RFI - Lomé accueille aujourd’hui et demain un sommet autour de la lutte contre le trafic des médicaments falsifiés et de qualité inférieure en Afrique. Si le premier impact négatif de ce trafic touche la santé publique, le second touche les économies des différents pays touchés par le phénomène.
C’est un trafic qui se nourrit de la faiblesse des systèmes de santé et de la pauvreté des acheteurs. Les faussaires chinois et indiens sont les plus gros fournisseurs de médicaments falsifiés, mais des Nigérians inondent aussi désormais le marché local et régional.
Falsifiés et de moindres qualités curatives et préventives, le prix des faux médicaments atteint rarement la moitié de celui des médicaments vendus sur le marché légal.
« Le Béninois malade préfère aller dans ces marchés [parallèles], parce que c’est moins cher, que d’aller dans les pharmacies. C’est un danger pour la santé publique, mais le villageois ne voit pas ce danger », déplore le colonel Théophile Soussia, ancien directeur des douanes du Bénin.
Un marché physique qui gangrène l’Afrique
Le trafic des médicaments est mondial et le commerce en ligne l’a amplifié dans les pays développés où il était moins important il y a quelques années. Pour le marché physique, les pays africains sont les plus affectés par ce phénomène.
« Ce trafic des faux médicaments représente plus de 200 milliards de dollars en termes de revenus pour les trafiquants au niveau mondial et au niveau de l’Afrique, il n’y a pas d’étude précise qui a été menée. Aujourd’hui, nous n’avons que des estimations », déclare le docteur Innocent Kpeto, président du Conseil de l’ordre national des pharmaciens du Togo.
Environ 500 000 morts par imputées aux faux médicaments
Le préjudice pour les pays africains est immense avec des gens mal soignés.
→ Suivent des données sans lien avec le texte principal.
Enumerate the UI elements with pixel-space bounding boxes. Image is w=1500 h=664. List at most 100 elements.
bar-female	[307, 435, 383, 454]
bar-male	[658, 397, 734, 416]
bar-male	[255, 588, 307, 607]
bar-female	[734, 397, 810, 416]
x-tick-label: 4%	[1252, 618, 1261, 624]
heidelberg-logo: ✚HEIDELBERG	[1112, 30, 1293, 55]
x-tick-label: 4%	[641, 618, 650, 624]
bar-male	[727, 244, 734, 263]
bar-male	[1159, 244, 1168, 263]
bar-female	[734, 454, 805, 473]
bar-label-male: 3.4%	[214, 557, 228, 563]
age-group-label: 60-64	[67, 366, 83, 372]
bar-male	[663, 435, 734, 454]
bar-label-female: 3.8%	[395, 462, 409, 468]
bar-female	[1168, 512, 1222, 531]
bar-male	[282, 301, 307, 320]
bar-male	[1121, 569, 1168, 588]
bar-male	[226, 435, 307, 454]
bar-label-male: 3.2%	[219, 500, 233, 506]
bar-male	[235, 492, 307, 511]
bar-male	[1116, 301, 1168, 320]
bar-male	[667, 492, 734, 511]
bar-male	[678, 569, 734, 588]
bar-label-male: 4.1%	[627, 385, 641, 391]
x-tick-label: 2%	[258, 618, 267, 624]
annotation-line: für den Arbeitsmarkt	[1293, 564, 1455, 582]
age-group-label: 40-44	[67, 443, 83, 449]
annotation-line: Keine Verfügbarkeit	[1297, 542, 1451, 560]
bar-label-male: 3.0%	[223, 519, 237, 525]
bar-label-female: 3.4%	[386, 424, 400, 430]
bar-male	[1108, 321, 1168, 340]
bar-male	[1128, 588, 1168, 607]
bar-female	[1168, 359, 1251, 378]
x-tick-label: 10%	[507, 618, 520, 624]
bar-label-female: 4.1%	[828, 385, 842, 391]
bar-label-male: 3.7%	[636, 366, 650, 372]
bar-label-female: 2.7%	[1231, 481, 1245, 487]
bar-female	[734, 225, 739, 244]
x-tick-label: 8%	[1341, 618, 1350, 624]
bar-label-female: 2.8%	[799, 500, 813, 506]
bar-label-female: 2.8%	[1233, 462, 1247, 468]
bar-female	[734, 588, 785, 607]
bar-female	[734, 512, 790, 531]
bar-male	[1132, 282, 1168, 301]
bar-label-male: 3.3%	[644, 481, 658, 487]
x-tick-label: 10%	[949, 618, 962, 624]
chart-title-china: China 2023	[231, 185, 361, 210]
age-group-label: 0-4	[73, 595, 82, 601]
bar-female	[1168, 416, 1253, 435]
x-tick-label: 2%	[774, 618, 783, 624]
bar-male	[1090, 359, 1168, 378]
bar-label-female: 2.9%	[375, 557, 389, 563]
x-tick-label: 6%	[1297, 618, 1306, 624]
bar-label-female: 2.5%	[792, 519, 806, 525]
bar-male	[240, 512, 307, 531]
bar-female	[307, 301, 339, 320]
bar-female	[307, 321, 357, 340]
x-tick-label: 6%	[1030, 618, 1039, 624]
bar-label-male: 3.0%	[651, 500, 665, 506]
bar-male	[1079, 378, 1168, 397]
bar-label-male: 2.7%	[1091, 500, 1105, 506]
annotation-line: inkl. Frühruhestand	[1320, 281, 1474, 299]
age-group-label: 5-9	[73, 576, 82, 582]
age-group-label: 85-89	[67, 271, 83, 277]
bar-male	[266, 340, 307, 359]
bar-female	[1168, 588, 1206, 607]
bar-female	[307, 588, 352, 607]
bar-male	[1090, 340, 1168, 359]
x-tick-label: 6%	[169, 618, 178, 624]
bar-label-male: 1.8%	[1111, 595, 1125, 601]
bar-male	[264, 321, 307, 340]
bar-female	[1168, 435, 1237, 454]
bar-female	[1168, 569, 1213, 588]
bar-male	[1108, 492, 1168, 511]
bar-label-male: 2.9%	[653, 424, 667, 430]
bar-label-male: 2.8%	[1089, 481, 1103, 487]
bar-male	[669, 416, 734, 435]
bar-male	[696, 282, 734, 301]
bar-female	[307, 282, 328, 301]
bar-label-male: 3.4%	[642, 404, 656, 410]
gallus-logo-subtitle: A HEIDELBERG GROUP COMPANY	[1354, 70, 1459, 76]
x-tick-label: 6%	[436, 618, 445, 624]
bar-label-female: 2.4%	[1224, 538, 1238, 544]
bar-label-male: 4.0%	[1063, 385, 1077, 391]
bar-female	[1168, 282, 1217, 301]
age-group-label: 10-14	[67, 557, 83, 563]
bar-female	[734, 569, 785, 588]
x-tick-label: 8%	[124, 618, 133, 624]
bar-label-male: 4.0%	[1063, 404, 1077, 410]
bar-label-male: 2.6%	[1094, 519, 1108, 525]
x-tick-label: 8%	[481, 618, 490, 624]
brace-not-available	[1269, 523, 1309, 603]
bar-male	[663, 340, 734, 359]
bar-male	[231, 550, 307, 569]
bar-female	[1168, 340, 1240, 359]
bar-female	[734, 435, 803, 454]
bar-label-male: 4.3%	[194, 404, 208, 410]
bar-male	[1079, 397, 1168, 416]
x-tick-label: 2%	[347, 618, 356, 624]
La mortalité liée aux faux médicaments est de plusieurs centaines de milliers de personnes (environ 500 000, soit 80 % de la mortalité globale dans le monde) par an.
« Il y a les dépenses de l’État pour la prise en charge des malades qui augmentent ; il y a aussi la productivité qui diminue, parce que le taux de malades dans la population augmente. Donc, qui dit baisse de la productivité dit baisse du taux de croissance [de l’économie] », explique le docteur Oumar Toé, secrétaire de l’Union des pharmaciens privés de Côte d’Ivoire.
Un marché de 50 milliards de francs CFA en Côte d’Ivoire
Sur les 200 milliards de francs CFA générés annuellement par le marché des médicaments en Côte d’Ivoire, les faux médicaments représentent 50 milliards de francs CFA, soit le quart du chiffre global. C’est une importante perte pour les pharmaciens et pour l’État, qui voit 10 milliards de francs CFA lui échapper. Un trafic qui touche aussi parfois le circuit légal des médicaments.
« Les médicaments du circuit légal ne sont pas faux, mais il y a des petits malins dans le circuit légal qui vont s’approvisionner auprès des vendeurs des médicaments illicites, pour les introduire dans le circuit légal », prévient docteur Oumar Toé.
Au-delà des moyens humains et financiers nécessaires pour la lutte contre les faux médicaments en Afrique. Il faudrait aussi des moyens matériels, par exemple des incinérateurs, insiste le docteur Oumar Toé. Les faux médicaments saisis ces trois dernières années en Côte d’Ivoire (plus de 1 000 tonnes) ont été brûlés en plein air.